Description: This slender songbird is brownish-gray above with faint streaking, whitish-buffy below with moderate streaking, a buffy eyebrow stripe, a mostly dark slender bill, dark legs, and a tail with white outer tail feathers. American Pipits frequently bob their tails while standing.
Length: 6.5 inches
Wingspan: 11 inches
Weight: 0.75 ounces
- No other pipits are expected in Tennessee. Other pipits are extremely rare.
- The American Pipit is distinguished from other ground-dwelling passerines in similar habitat by its white outer tail feathers, long slender bill, and habit of bobbing its tail.
Habitat: Open habitat, sparsely vegetated fields, recently plowed fields, and riverbank mud flats.
Diet: Mainly terrestrial and freshwater insects and some seeds.
Nesting and reproduction: There has never been a documented nesting attempt by an American Pipit in Tennessee.
Status in Tennessee: American Pipits are a locally common statewide winter resident, more numerous in the southern parts of the state. They are an uncommon to common migrant statewide in the spring and fall, and may be found from early October to late April. Rangewide, populations appear to be stable.
- In a population of nesting pipits in the Beartooth Mountains of Wyoming, a snowstorm buried 17 American Pipit nests for 24 hours. All of the nestlings that were 11 days old or older amazingly survived, but only a few of the younger ones did.

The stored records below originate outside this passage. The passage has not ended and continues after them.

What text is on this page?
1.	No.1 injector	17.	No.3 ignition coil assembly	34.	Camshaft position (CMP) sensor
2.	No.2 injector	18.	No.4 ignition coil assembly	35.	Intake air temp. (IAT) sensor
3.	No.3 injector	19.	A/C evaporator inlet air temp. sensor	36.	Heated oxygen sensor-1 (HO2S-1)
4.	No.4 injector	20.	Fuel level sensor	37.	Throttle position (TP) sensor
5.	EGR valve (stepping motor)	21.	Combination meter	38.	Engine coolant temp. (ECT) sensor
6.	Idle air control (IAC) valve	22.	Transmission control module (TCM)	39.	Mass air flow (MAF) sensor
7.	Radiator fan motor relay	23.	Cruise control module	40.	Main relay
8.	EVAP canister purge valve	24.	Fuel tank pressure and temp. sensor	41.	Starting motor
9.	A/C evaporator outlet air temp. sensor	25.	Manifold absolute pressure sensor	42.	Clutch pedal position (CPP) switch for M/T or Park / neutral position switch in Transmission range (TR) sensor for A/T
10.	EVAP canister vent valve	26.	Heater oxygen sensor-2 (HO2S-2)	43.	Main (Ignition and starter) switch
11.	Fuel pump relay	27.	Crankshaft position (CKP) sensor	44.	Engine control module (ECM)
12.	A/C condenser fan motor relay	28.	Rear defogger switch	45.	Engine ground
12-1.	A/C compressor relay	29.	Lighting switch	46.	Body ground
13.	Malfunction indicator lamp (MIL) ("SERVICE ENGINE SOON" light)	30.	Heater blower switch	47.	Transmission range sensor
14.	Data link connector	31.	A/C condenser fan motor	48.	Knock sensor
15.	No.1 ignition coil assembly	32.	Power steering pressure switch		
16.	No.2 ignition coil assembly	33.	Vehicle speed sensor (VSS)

Obsolete English Names: water pipit, brown lark, shore lark, titlark
Best places to see in Tennessee: Open agricultural fields and large grassy areas statewide from early October to late April.
Robinson J. C. 1990. An Annotated Checklist of the Birds of Tennessee. Univ. Tennessee Press, Knoxville.
Sibley, D. A. 2000. The Sibley Guide to Birds. A. A. Knopf, New York, NY.
Verbeek, N. A. and P. Hendricks. 1994. American Pipit (Anthus rubescens), The Birds of North America, No. 095 (A. Poole and F. Gill, eds.). The Academy of Natural Sciences, Philadelphia, PA, and The American Ornithologists' Union, Washington, D.C.